Começaram por estudar a toxicidade do mercúrio no mexilhão, um dos bivalves mais consumido na região. “Foi então que notámos que o nível de stress a que os bivalves estavam sujeitos devido ao mercúrio era bastante elevado, bem como as concentrações de mercúrio que acumulavam”, revelam. “Concluímos que a ingestão de bivalves contaminados levava, consequentemente, a uma ingestão do metal tóxico, potencialmente prejudicial à nossa saúde”. Na procura de uma solução, as alunas tentaram extrair o mercúrio da água usando bio absorventes.

“Escolhemos as cascas de amendoins devido à sua estrutura porosa, à presença de grupos carboxílicos e ao baixo valor económico, sendo um bem não perecível e que não precisa de tratamento químico para ser utilizado”. E exemplificam. “Usámos para estudo 1 grama de cascas trituradas para 1 litro de água contaminada num tempo de exposição de 24 horas e notámos que os resultados foram bastante satisfatórios”. Ou seja, mais de 60% do mercúrio tinha sido removido.

Com base nos resultados, Inês, Jéssica e Maria João decidiram participar na Mostra Nacional de Ciência, organizada pela Fundação da Juventude.

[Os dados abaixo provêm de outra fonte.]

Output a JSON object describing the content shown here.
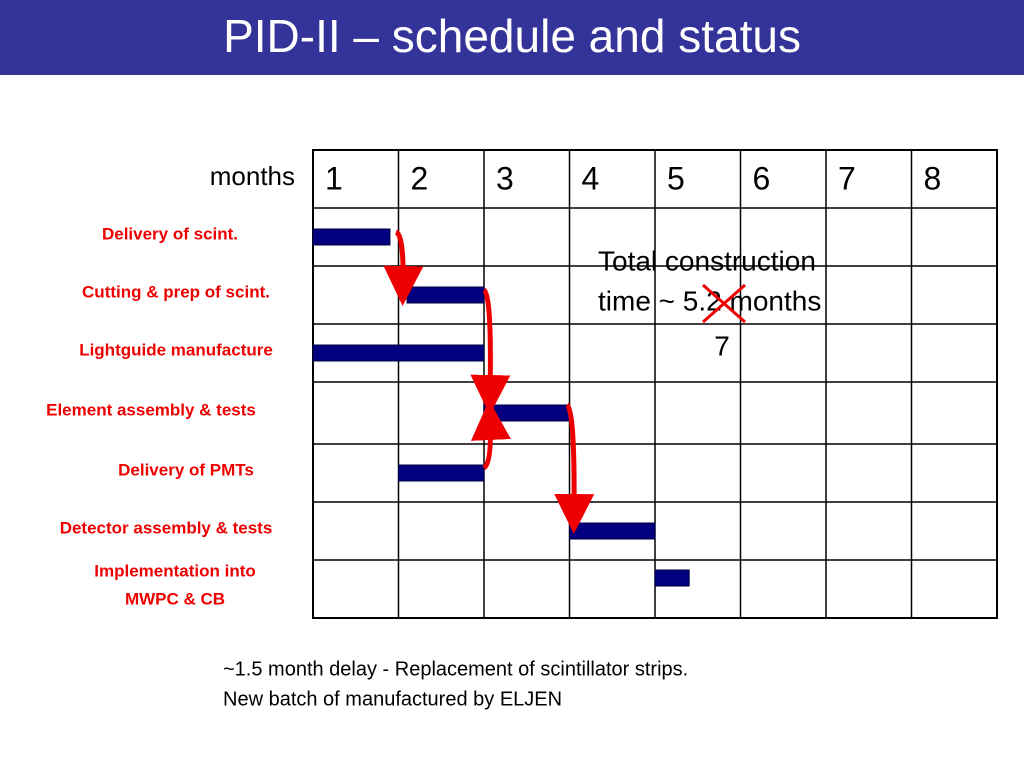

A ideia era dar a conhecer o projeto à comunidade científica. “O projeto foi recebido com profissionalismo e reconhecimento pelo que agradecemos o voto de confiança e a oportunidade que nos foi concedida”, sublinham. O trabalho destacou-se no Concurso Nacional Jovens Cientistas de 2019 e acabou por ser premiado na 13.ª Mostra Nacional da Ciência, duas iniciativas que, todos os anos, a Fundação da Juventude promove para apoiar e desenvolver na juventude o interesse pela investigação na área das ciências.

Mas o projeto não acaba por aqui, tem mais para dar. As alunas têm mais planos. “Estamos a tentar introduzi-lo nas indústrias causadoras da poluição de modo a diminuir a contaminação no ecossistema”, adiantam. E prometem ter novidades para breve.

Recentemente, em outubro deste ano, o projeto foi falado no “Step Into the Future”, evento internacional dedicado à ciência e à juventude, realizado a partir de Moscovo, com jovens de vários países, e que aconteceu em modo virtual. As três alunas de Aveiro falaram do seu trabalho, das suas ideias, representaram Portugal. Uma oportunidade única de dar visibilidade à investigação na área da despoluição ambiental, tão importante nos nossos dias e em todo o mundo.

“É gratificante ver o talento dos jovens portugueses a ganhar visibilidade internacional afirmando o contributo de projetos tão relevantes como o Concurso Nacional Jovens Cientistas e a Mostra Nacional de Ciência”, sustenta Carla Mouro, presidente-executiva da Fundação da Juventude. “Anualmente, mais de uma centena de projetos são apresentados a concurso, projetos que são desenvolvidos graças ao trabalho e dedicação de muitos alunos e professores”, acrescenta. E os melhores trabalhos têm possibilidade de marcar presença em certames internacionais. A edição de 2020 da Mostra Nacional de Ciência será realizada em formato virtual durante o mês de novembro.